Zorg en begeleiding voor de ouders en/of naasten

 

Als ouders te horen krijgen dat hun kind leukemie heeft zal dit eerst een shock veroorzaken. Ouders voelen zich dan vaak verward en kunnen de informatie die ze krijgen niet allemaal in zich opnemen of onthouden. Het is belangrijk dat ouders de juiste voorlichting krijgen en dat alle vragen nogmaals gesteld kunnen worden. Vaak zullen ouders verschillende emoties voelen zoals; ontkenning, woede, schuldgevoel, verdriet, en angst. Dit zijn normale emoties. Veel ouders hebben het gevoel dat ze er alleen voor staan. Het is daarom goed voor hun om met lotgenoten erover te praten. Die hebben hetzelfde meegemaakt of maken dat ook nog steeds mee. 
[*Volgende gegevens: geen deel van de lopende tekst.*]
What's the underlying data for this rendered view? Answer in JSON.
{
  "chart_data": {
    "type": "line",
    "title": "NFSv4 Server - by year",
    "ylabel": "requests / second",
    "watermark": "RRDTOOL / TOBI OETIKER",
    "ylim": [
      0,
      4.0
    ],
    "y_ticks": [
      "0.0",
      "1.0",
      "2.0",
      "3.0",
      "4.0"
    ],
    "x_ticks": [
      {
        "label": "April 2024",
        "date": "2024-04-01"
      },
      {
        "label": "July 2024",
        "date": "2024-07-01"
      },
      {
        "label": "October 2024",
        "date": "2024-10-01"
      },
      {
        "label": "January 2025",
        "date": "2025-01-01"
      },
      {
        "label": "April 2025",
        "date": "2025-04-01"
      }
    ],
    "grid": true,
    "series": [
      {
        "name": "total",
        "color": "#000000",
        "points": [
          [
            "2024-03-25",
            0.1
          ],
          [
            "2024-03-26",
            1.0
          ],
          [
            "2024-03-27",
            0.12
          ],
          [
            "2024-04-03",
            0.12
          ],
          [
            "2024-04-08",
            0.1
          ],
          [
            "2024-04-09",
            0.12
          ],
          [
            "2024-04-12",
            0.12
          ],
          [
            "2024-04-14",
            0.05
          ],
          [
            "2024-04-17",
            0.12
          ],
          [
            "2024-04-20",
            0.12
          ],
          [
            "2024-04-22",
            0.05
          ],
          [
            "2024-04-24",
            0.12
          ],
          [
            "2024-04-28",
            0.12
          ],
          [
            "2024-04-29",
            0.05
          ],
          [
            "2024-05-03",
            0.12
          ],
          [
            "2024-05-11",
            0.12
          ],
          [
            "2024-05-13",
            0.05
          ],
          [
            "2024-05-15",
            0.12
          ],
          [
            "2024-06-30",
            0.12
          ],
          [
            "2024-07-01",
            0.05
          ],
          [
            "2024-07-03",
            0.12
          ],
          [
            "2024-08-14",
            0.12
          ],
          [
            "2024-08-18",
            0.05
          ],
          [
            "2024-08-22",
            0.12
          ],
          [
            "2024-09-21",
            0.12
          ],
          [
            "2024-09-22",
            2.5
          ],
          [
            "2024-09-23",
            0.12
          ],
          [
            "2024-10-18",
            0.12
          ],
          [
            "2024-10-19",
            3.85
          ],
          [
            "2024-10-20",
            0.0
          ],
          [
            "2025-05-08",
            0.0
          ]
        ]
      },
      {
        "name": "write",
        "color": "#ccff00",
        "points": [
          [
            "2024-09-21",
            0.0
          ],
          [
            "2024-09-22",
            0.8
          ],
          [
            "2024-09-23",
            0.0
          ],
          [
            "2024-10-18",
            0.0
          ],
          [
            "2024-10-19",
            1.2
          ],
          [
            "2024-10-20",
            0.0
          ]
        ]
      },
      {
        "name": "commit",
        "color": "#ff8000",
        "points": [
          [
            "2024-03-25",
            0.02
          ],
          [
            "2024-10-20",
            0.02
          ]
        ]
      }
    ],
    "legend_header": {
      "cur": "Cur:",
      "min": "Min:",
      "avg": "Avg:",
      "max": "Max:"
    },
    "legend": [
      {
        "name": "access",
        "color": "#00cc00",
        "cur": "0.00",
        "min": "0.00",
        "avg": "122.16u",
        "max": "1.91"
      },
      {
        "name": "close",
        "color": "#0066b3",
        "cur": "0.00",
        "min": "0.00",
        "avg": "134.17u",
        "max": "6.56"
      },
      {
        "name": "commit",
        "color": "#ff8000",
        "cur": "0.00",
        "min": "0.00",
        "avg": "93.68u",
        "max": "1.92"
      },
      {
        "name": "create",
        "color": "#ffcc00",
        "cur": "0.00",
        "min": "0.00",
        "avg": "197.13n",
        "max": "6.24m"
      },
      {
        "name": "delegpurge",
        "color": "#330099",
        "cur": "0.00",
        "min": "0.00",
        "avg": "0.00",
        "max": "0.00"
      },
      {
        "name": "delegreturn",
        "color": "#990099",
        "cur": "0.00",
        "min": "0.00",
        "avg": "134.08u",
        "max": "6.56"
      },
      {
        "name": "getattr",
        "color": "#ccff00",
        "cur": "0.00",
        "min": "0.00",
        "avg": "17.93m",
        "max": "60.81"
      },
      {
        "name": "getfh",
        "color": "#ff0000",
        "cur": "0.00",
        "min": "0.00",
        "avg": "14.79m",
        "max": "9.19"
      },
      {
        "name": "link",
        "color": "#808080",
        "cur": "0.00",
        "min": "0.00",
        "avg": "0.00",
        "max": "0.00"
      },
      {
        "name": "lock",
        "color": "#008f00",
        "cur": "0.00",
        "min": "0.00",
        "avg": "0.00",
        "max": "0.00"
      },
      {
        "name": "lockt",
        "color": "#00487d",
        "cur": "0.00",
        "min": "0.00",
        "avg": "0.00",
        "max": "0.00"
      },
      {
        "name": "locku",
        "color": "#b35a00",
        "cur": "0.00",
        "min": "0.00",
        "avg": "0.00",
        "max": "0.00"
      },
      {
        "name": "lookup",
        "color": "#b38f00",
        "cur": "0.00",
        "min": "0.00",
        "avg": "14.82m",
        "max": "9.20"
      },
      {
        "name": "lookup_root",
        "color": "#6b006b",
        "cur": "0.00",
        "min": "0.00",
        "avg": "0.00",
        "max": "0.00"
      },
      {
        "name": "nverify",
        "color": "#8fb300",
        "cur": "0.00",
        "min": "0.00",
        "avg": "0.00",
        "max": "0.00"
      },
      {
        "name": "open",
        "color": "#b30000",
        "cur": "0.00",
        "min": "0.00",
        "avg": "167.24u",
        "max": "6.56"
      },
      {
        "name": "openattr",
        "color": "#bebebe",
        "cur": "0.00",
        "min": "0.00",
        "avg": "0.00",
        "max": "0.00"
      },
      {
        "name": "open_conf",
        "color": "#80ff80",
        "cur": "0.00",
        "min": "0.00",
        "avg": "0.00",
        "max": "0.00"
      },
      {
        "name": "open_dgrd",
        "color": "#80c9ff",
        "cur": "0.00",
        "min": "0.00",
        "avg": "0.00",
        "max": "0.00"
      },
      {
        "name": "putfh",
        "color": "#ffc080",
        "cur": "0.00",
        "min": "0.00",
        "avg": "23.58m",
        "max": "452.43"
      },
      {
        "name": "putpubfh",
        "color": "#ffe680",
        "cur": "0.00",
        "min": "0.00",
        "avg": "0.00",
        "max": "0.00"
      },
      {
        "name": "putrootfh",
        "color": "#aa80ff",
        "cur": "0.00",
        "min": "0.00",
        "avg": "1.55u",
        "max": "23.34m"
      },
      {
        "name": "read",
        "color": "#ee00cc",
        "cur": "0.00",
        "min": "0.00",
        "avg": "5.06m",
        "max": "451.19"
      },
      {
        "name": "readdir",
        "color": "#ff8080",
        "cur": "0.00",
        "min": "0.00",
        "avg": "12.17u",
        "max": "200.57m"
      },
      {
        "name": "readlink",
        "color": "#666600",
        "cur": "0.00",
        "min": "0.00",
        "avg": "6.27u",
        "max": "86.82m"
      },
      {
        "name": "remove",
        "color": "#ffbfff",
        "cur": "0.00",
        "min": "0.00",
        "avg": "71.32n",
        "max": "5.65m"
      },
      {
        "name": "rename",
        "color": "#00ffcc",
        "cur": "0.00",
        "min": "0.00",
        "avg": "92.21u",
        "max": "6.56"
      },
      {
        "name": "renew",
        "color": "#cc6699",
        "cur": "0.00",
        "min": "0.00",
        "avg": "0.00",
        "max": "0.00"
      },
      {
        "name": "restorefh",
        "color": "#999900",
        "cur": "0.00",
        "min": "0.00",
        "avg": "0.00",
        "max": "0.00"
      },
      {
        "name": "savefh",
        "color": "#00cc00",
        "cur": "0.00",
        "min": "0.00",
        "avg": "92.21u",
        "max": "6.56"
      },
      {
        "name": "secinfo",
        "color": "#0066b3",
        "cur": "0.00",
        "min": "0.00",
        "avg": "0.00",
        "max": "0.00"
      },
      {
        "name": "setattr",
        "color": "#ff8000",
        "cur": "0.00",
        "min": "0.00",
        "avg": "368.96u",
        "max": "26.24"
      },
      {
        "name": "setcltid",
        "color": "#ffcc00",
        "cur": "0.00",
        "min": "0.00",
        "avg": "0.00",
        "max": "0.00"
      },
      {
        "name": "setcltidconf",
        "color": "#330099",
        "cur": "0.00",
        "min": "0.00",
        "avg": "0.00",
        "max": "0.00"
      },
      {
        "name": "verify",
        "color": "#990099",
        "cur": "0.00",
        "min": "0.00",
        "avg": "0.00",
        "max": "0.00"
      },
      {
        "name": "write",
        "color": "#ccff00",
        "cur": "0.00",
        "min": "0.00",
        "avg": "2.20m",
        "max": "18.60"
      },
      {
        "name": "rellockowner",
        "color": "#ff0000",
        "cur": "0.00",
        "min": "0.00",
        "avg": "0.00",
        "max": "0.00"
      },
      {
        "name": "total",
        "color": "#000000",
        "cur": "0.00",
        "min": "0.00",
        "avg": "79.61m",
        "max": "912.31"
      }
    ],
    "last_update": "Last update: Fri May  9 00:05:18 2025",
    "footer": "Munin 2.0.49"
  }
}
Hieronder staan 10 regels voor de ouders en/of naasten van kankerpatiënten die ze misschien kunnen helpen.
De 10 naasten regels van kankerpatiënten:
- Een naaste heeft recht op erkenning en begrip.
-  Een naaste heeft recht op medische informatie, uitleg door de behandelend arts en recht op begeleiding van hulp en zorg verleners, ook voor zichzelf.
- Een naaste heeft recht op betaald ziekteverlof als de situatie niet meer dragelijk is, en functioneren op het werk onmogelijk is.
- Een naaste heeft recht op privacy, als hij / zij dat wenst en om met rust gelaten te worden op een moment dat het niet goed uitkomt.
- Een naaste bepaald zelf wanneer zij/hij het nodig vind om uitleg te geven en bepaald ook zelf het moment.
- Een naaste heeft recht op bijstand van hulpverleners en artsen.
- Een naaste heeft recht op een leven na de dood en recht om zijn leven in te delen zoals zij / hij dat wenst.
- Een naaste heeft recht op erkenning op verdriet, huilen, zonder zich daarvoor te moeten schamen.
- Een naaste heeft recht om niet veroordeeld te worden op zijn functioneren ten aanzien van de familie.
- Een naaste heeft onvoorwaardelijk recht op een respectvolle behandeling van, familie, vrienden, artsen en verpleging.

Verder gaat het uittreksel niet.